Donny Osmond chronology
|  | The Donny Osmond Album (1971) | To You with Love, Donny (1971) |

Singles from The Donny Osmond Album
- "Sweet and Innocent" Released: February 27, 1971;

= The Donny Osmond Album =

The Donny Osmond Album is the debut album by pop singer Donny Osmond. It was released in 1971 on MGM when Osmond was 13. It was produced by Rick Hall, who was also responsible for most of the arrangements.

The album features one single, the Billy Sherrill-Rick Hall written lead-off track "Sweet & Innocent". That song peaked at number 7 on the US pop charts (subsequently receiving an RIAA gold certification on August 30 of that year), and pushed the album housing it to number 13 in the U.S. (further up to number 2 in Canada).
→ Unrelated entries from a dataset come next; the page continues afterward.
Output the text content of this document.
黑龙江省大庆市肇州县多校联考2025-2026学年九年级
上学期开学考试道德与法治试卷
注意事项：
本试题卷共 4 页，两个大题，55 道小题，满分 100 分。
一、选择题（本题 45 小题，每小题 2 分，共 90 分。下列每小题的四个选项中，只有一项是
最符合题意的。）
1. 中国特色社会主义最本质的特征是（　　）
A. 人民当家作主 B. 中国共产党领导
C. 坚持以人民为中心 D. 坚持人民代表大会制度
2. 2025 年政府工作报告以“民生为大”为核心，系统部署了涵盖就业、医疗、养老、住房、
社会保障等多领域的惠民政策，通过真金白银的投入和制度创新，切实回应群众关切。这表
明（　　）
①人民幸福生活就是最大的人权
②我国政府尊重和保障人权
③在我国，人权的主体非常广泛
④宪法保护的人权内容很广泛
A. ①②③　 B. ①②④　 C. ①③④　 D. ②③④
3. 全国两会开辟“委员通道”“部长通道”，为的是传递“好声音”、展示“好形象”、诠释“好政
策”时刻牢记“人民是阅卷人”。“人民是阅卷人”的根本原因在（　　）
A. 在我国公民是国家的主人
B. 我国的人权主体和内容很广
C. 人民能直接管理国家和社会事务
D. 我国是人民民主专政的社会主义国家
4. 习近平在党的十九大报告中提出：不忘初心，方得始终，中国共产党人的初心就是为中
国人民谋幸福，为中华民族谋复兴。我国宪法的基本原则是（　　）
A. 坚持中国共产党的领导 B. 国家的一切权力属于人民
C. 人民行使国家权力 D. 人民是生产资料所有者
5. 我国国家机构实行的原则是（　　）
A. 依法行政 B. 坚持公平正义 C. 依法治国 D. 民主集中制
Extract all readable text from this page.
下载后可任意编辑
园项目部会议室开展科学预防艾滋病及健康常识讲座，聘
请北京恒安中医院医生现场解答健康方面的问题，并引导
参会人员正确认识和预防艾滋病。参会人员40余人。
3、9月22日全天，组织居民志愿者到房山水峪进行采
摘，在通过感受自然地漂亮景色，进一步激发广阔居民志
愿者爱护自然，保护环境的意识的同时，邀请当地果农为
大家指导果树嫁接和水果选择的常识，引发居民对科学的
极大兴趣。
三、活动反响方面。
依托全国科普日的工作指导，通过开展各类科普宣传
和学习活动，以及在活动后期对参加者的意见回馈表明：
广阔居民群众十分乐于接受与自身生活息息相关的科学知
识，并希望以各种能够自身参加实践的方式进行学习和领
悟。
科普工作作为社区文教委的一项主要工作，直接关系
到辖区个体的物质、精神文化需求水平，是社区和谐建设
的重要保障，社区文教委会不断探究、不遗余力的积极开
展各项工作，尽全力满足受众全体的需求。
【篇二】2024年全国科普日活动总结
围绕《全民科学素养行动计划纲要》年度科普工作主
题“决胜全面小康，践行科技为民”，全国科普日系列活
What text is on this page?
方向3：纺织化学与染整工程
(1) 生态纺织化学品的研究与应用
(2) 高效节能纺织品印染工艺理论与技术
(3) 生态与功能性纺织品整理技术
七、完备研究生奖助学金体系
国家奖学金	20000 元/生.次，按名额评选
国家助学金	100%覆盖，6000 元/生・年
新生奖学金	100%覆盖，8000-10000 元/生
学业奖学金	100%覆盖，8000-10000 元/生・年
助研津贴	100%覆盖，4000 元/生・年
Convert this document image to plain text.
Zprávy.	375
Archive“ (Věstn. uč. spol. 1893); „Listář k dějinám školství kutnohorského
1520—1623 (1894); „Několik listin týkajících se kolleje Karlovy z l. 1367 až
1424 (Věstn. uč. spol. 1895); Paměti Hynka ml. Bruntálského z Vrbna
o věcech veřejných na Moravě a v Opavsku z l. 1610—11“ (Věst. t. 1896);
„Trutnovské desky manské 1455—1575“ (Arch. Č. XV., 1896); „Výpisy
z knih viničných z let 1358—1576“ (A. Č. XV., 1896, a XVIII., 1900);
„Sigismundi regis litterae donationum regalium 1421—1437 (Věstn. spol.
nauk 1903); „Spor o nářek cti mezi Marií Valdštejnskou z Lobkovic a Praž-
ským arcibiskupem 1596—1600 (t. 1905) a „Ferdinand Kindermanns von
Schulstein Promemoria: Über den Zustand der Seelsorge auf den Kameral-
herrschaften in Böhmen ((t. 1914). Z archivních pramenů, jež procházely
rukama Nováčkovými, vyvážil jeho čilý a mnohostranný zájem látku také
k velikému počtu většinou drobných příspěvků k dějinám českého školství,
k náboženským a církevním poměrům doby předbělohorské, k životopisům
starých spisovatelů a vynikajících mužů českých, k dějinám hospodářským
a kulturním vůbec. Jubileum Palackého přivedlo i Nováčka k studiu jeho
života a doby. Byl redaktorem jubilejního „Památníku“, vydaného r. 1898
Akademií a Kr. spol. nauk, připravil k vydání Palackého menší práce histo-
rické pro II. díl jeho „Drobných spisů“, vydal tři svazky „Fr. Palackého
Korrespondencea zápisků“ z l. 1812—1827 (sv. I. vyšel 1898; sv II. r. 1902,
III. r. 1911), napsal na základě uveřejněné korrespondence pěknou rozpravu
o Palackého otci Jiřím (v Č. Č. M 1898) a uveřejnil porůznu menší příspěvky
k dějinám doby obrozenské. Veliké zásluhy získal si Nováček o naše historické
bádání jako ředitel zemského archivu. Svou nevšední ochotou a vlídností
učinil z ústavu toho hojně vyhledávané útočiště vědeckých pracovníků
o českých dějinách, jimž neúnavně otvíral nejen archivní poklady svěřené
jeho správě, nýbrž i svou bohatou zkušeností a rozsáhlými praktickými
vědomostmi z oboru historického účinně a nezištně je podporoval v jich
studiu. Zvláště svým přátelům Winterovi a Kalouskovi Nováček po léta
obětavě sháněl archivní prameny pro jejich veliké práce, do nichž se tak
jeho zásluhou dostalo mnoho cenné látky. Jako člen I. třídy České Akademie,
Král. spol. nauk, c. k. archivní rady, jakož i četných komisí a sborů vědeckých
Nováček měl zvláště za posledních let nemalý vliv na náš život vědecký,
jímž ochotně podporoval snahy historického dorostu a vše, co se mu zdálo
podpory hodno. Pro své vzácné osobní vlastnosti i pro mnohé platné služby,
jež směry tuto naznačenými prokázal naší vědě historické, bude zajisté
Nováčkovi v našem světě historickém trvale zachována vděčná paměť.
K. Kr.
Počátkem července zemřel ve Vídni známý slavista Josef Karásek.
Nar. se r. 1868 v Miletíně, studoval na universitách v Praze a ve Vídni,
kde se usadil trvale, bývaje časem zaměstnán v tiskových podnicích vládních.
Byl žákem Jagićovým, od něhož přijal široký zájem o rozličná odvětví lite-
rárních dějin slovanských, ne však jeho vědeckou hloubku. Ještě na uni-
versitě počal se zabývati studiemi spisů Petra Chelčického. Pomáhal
It is also notable for featuring Osmond's cover of The Everly Brothers' hit "Wake Up, Little Susie". The album is RIAA-certified gold (it reached that sales certification on December 13, 1971).

Professional ratings
Review scores
| Source | Rating |
| AllMusic | Star Half star |

==Track listing==
1. "Sweet and Innocent"* (Billy Sherrill, Rick Hall) 2:49
2. "I'm Your Puppet" (Dan Penn, Spooner Oldham) 2:48
3. "Hey Little Girl" (Bobby Stevenson, Otis Blackwell) 2:38
4. "Don't Say No" (David Huff) 3:06
5. "So Shy" (Dennis Linde) 2:40
6. "Lollipops, Lace & Lipstick" (Quin Ivy, Rick Hall) 2:59
7. "Flirtin'"* (Kenny Nolan) 2:55
8. "Burning Bridges" (Lalo Schifrin, Mike Curb) 2:39
9. "Time To Ride" (Mack David) 2:05 (The official 8-Track tape lists this song as "The Wild Rover (Time to Ride)").
10. "Wake Up, Little Susie" (Felice Bryant, Boudleaux Bryant) 3:03

- Tracks with an asterisk (*) previously appeared on the Osmonds' album Osmonds.

==Personnel==
- Donny Osmond: All vocals
- Vocal supervision: Earl Brown
- Strings arranged and conducted by Pete Carpenter
- Horns arranged by Rick Hall and Harrison Calloway, Jr.

==Production==
- Arranged and produced by Rick Hall
- Engineered by Rick Hall, Jerry Masters and Ron Malo

==Certifications==

| Region | Certification | Certified units/sales |
| United States (RIAA) | Gold | 500,000^{^} |
^{^} Shipments figures based on certification alone.